Pasal 3
BAB 3 — RUANG LINGKUP DAN OBJEK
(1) Ruang lingkup kegiatan Penatausahaan BMN, meliputi: a. Pembukuan, yang terdiri atas kegiatan pendaftaran dan pencatatan BMN ke dalam Daftar Barang; b. Inventarisasi, yang terdiri atas kegiatan pendataan, pencatatan, dan pelaporan hasil pendataan BMN; dan c.
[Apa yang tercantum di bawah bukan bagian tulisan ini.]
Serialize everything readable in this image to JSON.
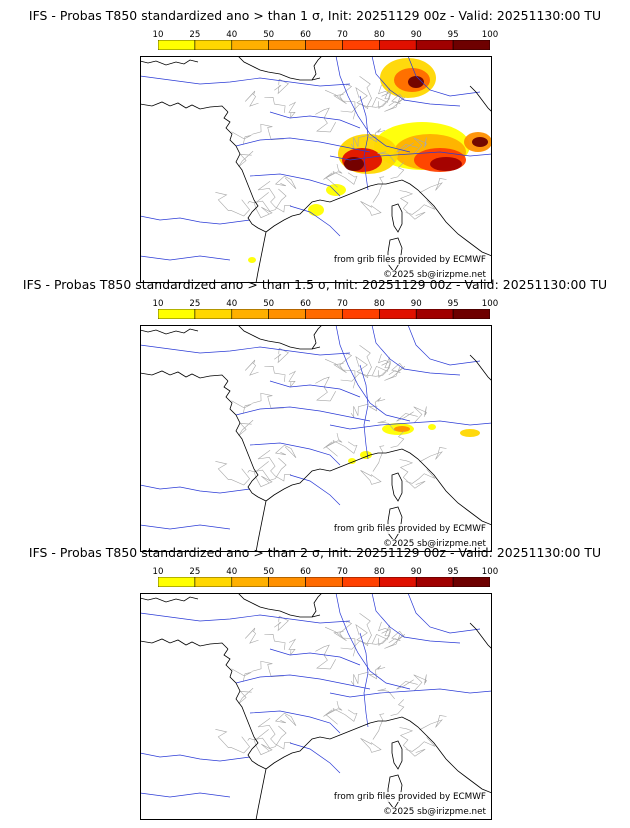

Pelaporan, yang terdiri atas kegiatan penyusunan dan penyampaian data dan informasi BMN secara semesteran dan tahunan. (2) Objek penatausahaan BMN, meliputi: a. semua barang yang dibeli atau diperoleh atas beban Anggaran Pendapatan dan Belanja Negara (APBN); b. semua barang yang berasal dari perolehan lainnya yang sah, meliputi:
barang yang diperoleh dari hibah/sumbangan atau yang sejenisnya;
barang yang diperoleh sebagai pelaksanaan perjanjian/ kontrak;
barang yang diperoleh berdasarkan ketentuan UNDANG-UNDANG; atau
barang yang diperoleh berdasarkan putusan pengadilan yang telah memperoleh kekuatan hukum tetap. (3) Objek Penatausahaan BMN sebagaimana dimaksud pada ayat (2) diklasifikasikan menjadi: a. aset lancar berupa barang persediaan; b. aset tetap, meliputi:
tanah;
peralatan dan mesin;
gedung dan bangunan;
jalan, irigasi, dan jaringan;
aset tetap lainnya; dan
konstruksi dalam pengerjaan; dan c. aset lainnya, meliputi:
aset kemitraan dengan pihak ketiga;
aset tak berwujud; dan
aset tetap yang dihentikan dari penggunaan. (4) Aset kemitraan dengan pihak ketiga sebagaimana dimaksud pada ayat (3) huruf c angka 1 merupakan aset yang digunakan pada pemanfaatan BMN dan/atau dihasilkan dari perjanjian pemanfaatan BMN dalam bentuk Kerja Sama Pemanfaatan (KSP), Bangun Guna Serah (BGS), Bangun Serah Guna (BSG) atau bentuk pemanfaatan yang serupa, antara Pengguna Barang atau Pengelola Barang dengan pihak lain yang mempunyai komitmen untuk melaksanakan kegiatan yang dikendalikan bersama dengan menggunakan aset dan/atau hak usaha. (5) Aset tak berwujud sebagaimana dimaksud pada ayat (3) huruf c angka 2 merupakan aset non-keuangan yang dapat diidentifikasi dan tidak mempunyai wujud fisik serta dimiliki untuk digunakan dalam menghasilkan barang/jasa atau digunakan untuk tujuan lainnya,
termasuk tetapi tidak terbatas pada hasil kajian/penelitian yang memberikan manfaat jangka panjang, perangkat lunak (software) komputer, lisensi dan waralaba (franchise), hak cipta (copyright), paten, dan hak atas kekayaan intelektual lainnya. (6) Aset tetap yang dihentikan dari penggunaan sebagaimana dimaksud pada ayat (2) huruf c angka 3 merupakan aset tetap yang tidak digunakan lagi dalam penyelenggaraan tugas dan fungsi pemerintahan, termasuk tidak lagi memiliki manfaat ekonomi masa depan.